Mortice Village has a primary and nursery school housed in one compound and the nearest health centre is located villages away at Strath Campbell.

The village is home to about 150 residents, who are mostly Indo-Guyanese and they have electricity, potable water, cell- phone service and internet service but it is not reliable.

The main access road to this community is good up to a certain section, after which a mud dam accompanied by huge potholes make up sections of this road.

There are no internal streets in this community, but with just a few houses on both sides of the access road.

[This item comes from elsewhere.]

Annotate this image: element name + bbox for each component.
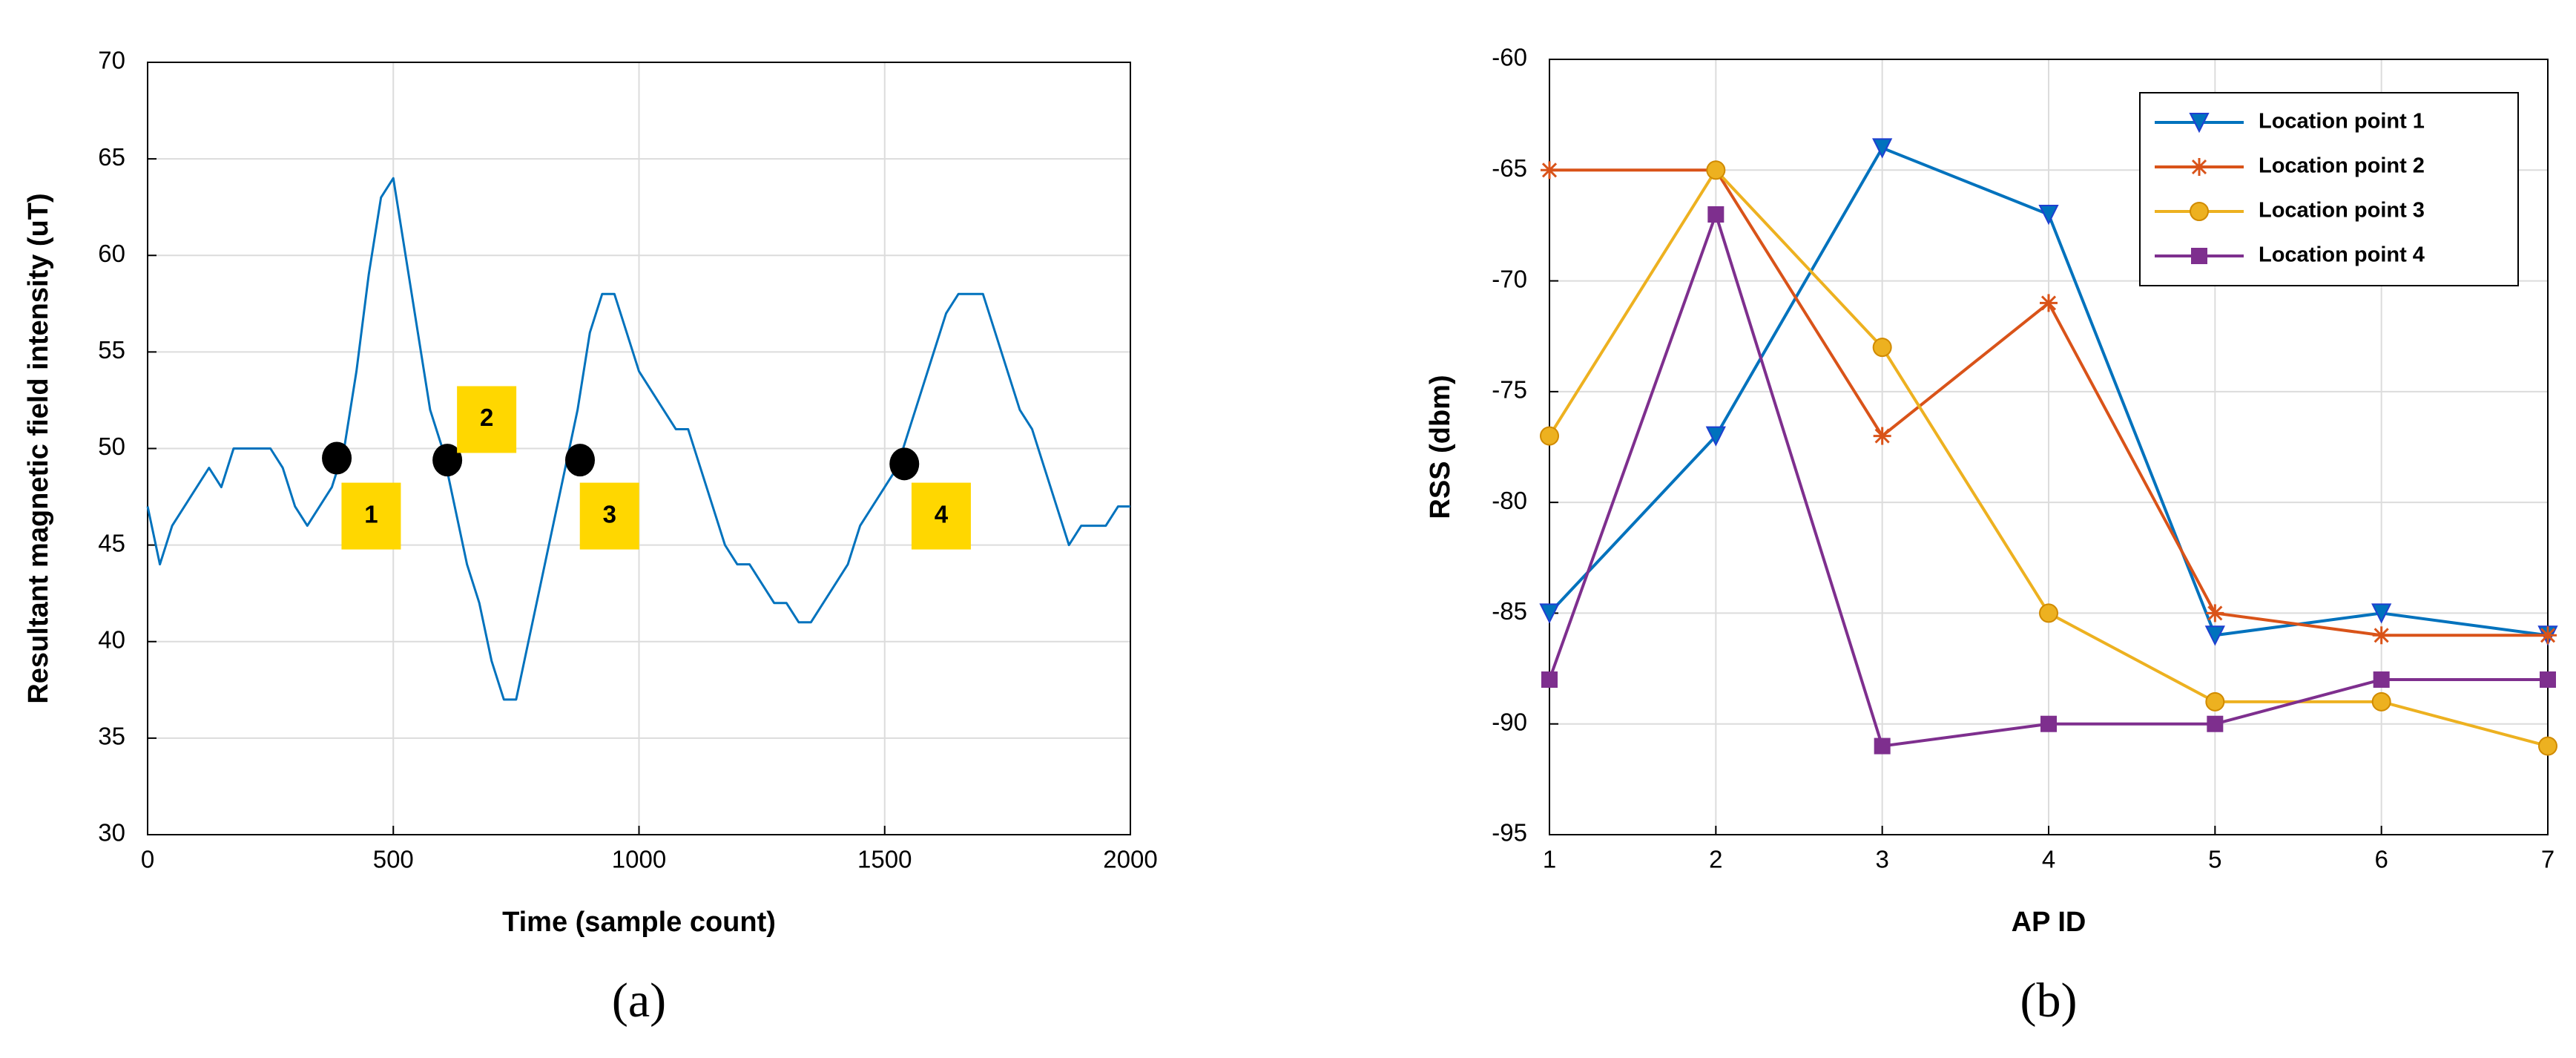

It is a nice village rich with natural attractions which remind one of being in the jungle, because of the abundance of greenery that makes up the environment and there are rice fields as far as the eye can see.

Most of the lands were handed down from generation to generation and most of the villages along this stretch of road were once plantations.

According to villagers, Mortice was a plantation with silk cotton trees marking the boundaries and was owned by a man named Mortice, as such, the name was derived.

However, little is known about his ancestors but after a time, new settlers came to the land and their families began occupying the lands there.

The Mahaicony River is within reach at the rear of the access road where a creek takes you to many other riverine villages beyond Esau and Jacob and Governor’s Light.

There are two rice mills within Branch Road, which employ some residents and others work with large-scale rice farmers.

The villagers are hardworking, ordinary folk, who toil from dawn to dusk tending to their crops, livestock and cattle and keeping their farms and gardens weed-free.

The residents of this farming community hardly ever buy fruits and vegetables, because they all have kitchen gardens and they eat what they grow.

As for meats, they rear their own chickens and they have sheep, goats, cows and they catch fish right within the village which has vast backlands, an ideal place for fishing, birdwatching, sightseeing, and cook-outs.

Mortice Village is semi-isolated and the people like it that way and its central point is at Mahaicony Junction, where there are a market, bus park, and several business places.

Residents of this community are self-sufficient but welcome development in any form, since they need street lights, better drainage and irrigation, and a better access road through the village.

Mortice Village doesn’t have a Neighbourhood Democratic Council (NDC), but late last year a Community Development Council (CDC) was formed to develop the village.

There are large houses with interesting architecture in Mortice with lovely flower gardens and well-manicured lawns and expensive fences outfitted with lights.

However, over time many people left the village for various reasons, but those that remain one thing is for sure, they seem comfortable and they are environmentally friendly.

Most villagers are locals, while others have been there for many years and have no intention of relocating, since the place is home for them.

Mortice Village is accessible via land and river and it is a lovely, scenic place to live or visit.